Nashville, TN – With many shoppers preparing to score holiday gift deals for Christmas, the Tennessee Department of Commerce & Insurance (TDCI) Division of Consumer Affairs warns consumers to be wary of hackers that use public Wi-Fi to glean sensitive information.
“Connecting to public Wi-Fi networks can make you more vulnerable to scammers,” said TDCI Consumer Protection Director Cynthia Wiel. “Criminals often watch free networks in order to gain access to account passwords, emails, banking credentials, and other personal information. To minimize fraud risks, Tennesseans should avoid using public Wi-Fi for their online holiday shopping.”
Cyber scammers use a variety tactics to steal personal information through public internet networks.

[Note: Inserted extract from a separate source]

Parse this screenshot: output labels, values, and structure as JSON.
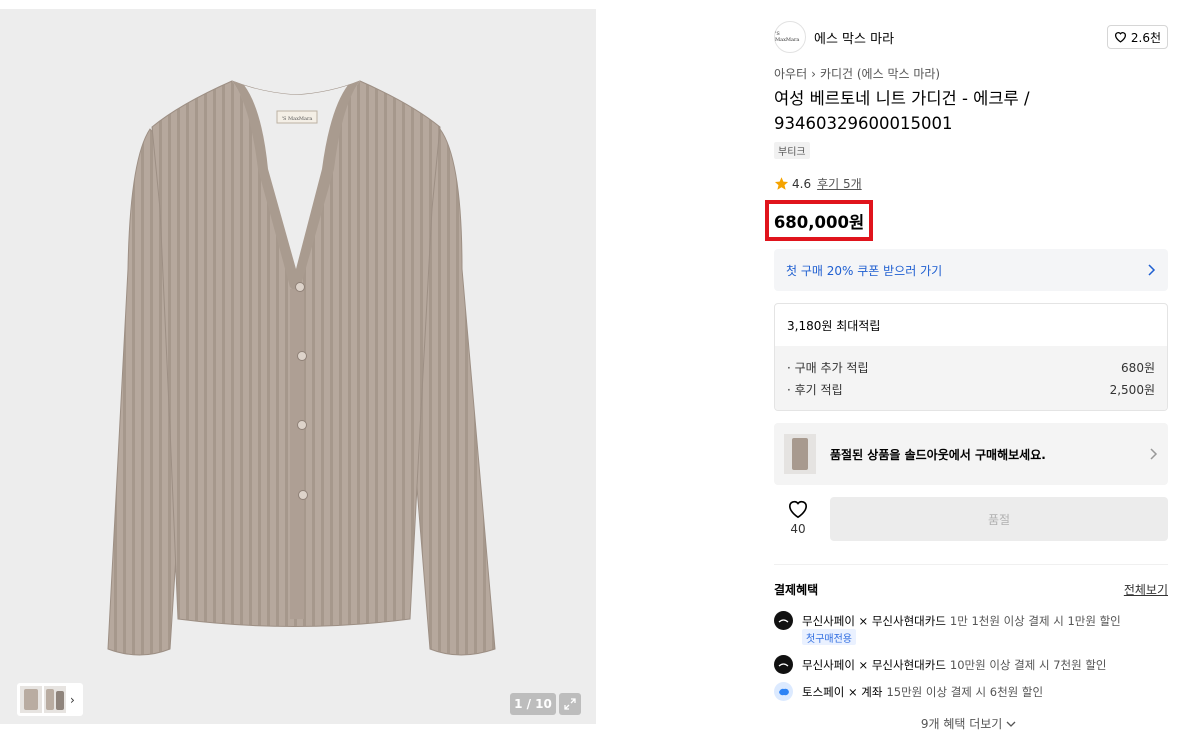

According to the AARP Fraud Watch Network, the most common Wi-Fi scams include:
- Man in the Middle Attack: The hacker positions himself between you and your Wi-Fi connection point. So instead of talking directly with the hotspot, you’re sending your information to the hacker, who then sends and receives data impersonating you. Every piece of information you’re sending out on the Internet: important emails, credit card information and even security credentials to your business network — are all under the control of the hacker.
- Evil Twin Attack: A hacker sets up a Wi-Fi access point with the same name as a legitimate network you have connected to previously and compels your computer or phone to connect to it automatically without your consent. He monitors commonly used network names, and chooses one — such as “default” or “home” — and banks on your device recognizing it.

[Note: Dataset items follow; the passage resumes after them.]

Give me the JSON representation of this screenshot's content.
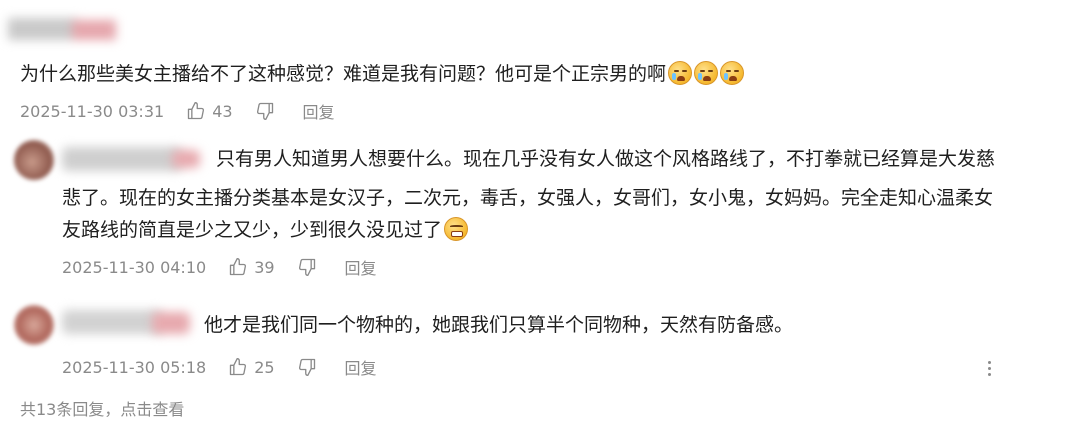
{
  "main_comment": {
    "text": "为什么那些美女主播给不了这种感觉？难道是我有问题？他可是个正宗男的啊",
    "emojis": [
      "crying-laughing-emoji",
      "crying-laughing-emoji",
      "crying-laughing-emoji"
    ],
    "time": "2025-11-30 03:31",
    "likes": "43",
    "reply_label": "回复"
  },
  "replies": [
    {
      "lines": [
        "只有男人知道男人想要什么。现在几乎没有女人做这个风格路线了，不打拳就已经算是大发慈",
        "悲了。现在的女主播分类基本是女汉子，二次元，毒舌，女强人，女哥们，女小鬼，女妈妈。完全走知心温柔女",
        "友路线的简直是少之又少，少到很久没见过了"
      ],
      "emoji": "grimacing-emoji",
      "time": "2025-11-30 04:10",
      "likes": "39",
      "reply_label": "回复"
    },
    {
      "lines": [
        "他才是我们同一个物种的，她跟我们只算半个同物种，天然有防备感。"
      ],
      "time": "2025-11-30 05:18",
      "likes": "25",
      "reply_label": "回复"
    }
  ],
  "footer": {
    "view_all": "共13条回复，点击查看"
  },
  "colors": {
    "text": "#1f1f1f",
    "meta": "#8a8a8a",
    "background": "#ffffff"
  }
}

- War Driving: Armed with a laptop, smartphone or tablet, “war drivers” use commonly available software to troll neighborhoods to find open or poorly protected Wi-Fi networks.
TDCI shares the following tips from AARP to help protect consumers from Wi-Fi scams:
- Don’t access your email, online bank or credit card accounts using public Wi-Fi.
- Watch out for fake Wi-Fi at coffee shops, hotels or other free hot spots – network names that are close, but not exactly right. Employees can give you the correct connection name and IP address.
- Don’t let your mobile device automatically connect to nearby Wi-Fi; manually select the network you want.
- Don’t surf using an unknown public network if the website requires sensitive information – like online shopping.